Oui, on peut encore trouver la version 6 ici :

http://web.archive.org/web/20051225003041/www.conscience-politique.org/telechargement/package.pdf

tonton a dit...

Chère Laure,
Je suis un fidèle lecteur du blog et je suis rentré dans la bagarre avec nos chers esclavagistes depuis deux ans avec les suites habituelles:contraintes,Tass, huissier et cour d'appel.
Ce qui me gêne dans votre dernier post,c'est quand vous écrivez que Claude Reichman a gagné tous ses procès contre les Urssaf, caisses de retraite et autres Cpam.
Vous ajoutez que nous n'avons à ce jour aucune jurisprudence,ça me semble assez contradictoire.
En ce qui me concerne, j'ai perdu tous mes procès, nous ne devons pas avoir été jugés dans le même pays.
D'autre part,Mr Reichman a quitté la SS en 1994 soit bien avant la transposition des directives en droit français.
Comment a t'il bien pu gagner tous ses procès dans ses conditions?
Sur l'excellent site de Gontrand Cherrier,il y a un commentaire d'un professionnel libéral qui avoue avoir perdu la bataille dans les années 90 au bout d'un dizaine d'années de lutte.
Je suis vraiment dans le doute et j'aimerais avoir votre sentiment sur mes interrogations.
Felicitations pour votre contribution à la promotion des idées libérales

Laure Allibert a dit...

En effet, je partage vos interrogations, mais on ne sera pas surpris qu'il y ait dans ce pays une justice "à deux vitesses"...

D'autre part, n'oubliez pas que CR a été administrateur de caisse de SS, et qu'il connaît parfaitement ce monde-là.
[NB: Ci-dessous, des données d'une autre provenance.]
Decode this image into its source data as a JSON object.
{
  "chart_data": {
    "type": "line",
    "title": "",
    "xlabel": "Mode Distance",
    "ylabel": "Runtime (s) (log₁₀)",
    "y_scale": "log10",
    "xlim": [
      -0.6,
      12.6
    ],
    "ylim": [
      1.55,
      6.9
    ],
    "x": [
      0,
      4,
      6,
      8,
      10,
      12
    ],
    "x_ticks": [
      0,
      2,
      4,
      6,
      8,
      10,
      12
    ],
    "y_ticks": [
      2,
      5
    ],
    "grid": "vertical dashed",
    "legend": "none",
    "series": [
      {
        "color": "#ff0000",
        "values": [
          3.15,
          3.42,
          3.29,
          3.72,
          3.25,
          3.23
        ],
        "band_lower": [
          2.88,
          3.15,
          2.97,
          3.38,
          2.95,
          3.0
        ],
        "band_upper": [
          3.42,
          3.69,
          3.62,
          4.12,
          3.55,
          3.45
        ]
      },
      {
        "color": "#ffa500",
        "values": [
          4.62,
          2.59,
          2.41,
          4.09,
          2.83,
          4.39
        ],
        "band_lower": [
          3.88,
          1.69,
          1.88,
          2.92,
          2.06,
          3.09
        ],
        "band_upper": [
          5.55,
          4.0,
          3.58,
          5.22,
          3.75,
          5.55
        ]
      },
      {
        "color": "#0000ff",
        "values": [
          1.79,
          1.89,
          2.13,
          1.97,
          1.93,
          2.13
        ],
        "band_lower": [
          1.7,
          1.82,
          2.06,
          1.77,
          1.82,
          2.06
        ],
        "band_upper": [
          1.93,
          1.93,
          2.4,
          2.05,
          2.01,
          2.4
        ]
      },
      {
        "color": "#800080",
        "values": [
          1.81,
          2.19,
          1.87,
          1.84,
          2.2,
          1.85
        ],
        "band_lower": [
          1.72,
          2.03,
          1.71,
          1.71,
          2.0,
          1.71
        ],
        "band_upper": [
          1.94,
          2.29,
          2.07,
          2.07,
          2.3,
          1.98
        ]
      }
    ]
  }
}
Avec en plus des amis qui sont d'excellents juristes (Jean-Pierre Pellan, Jean-Marc Prévost, etc.) on peut sans doute tenir en échec les esclavagistes, et, sinon gagner, faire au moins en sorte qu'ils vous laissent tranquilles. Je pense que c'est ce qui s'est passé pour lui.

Patrick a dit...

Laure, je viens de relire ton article et je suis etonné de voir qu'aucune des actions actuellement engagée n'ait abouti a la case CJCE de ton graphique. Sur ce schema, les delais sont de l'ordre de quelques mois. Sachant que de nombreux de procès courrent depuis 2004 et avant, il me semble que bon nombre d'entre eux aurait du deja etre presenté devant la CJCE !

Laure Allibert a dit...

Je crois que beaucoup de gens se découragent et ne veulent pas continuer. Cependant, il y en a au moins deux dans notre forum qui sont au stade de la cassation. Quant à la CJCE ou la CEDH, il faut avoir épuisé tous les recours nationaux auparavant. Attendons déjà de voir ce que les recours en cassation vont donner en 2007.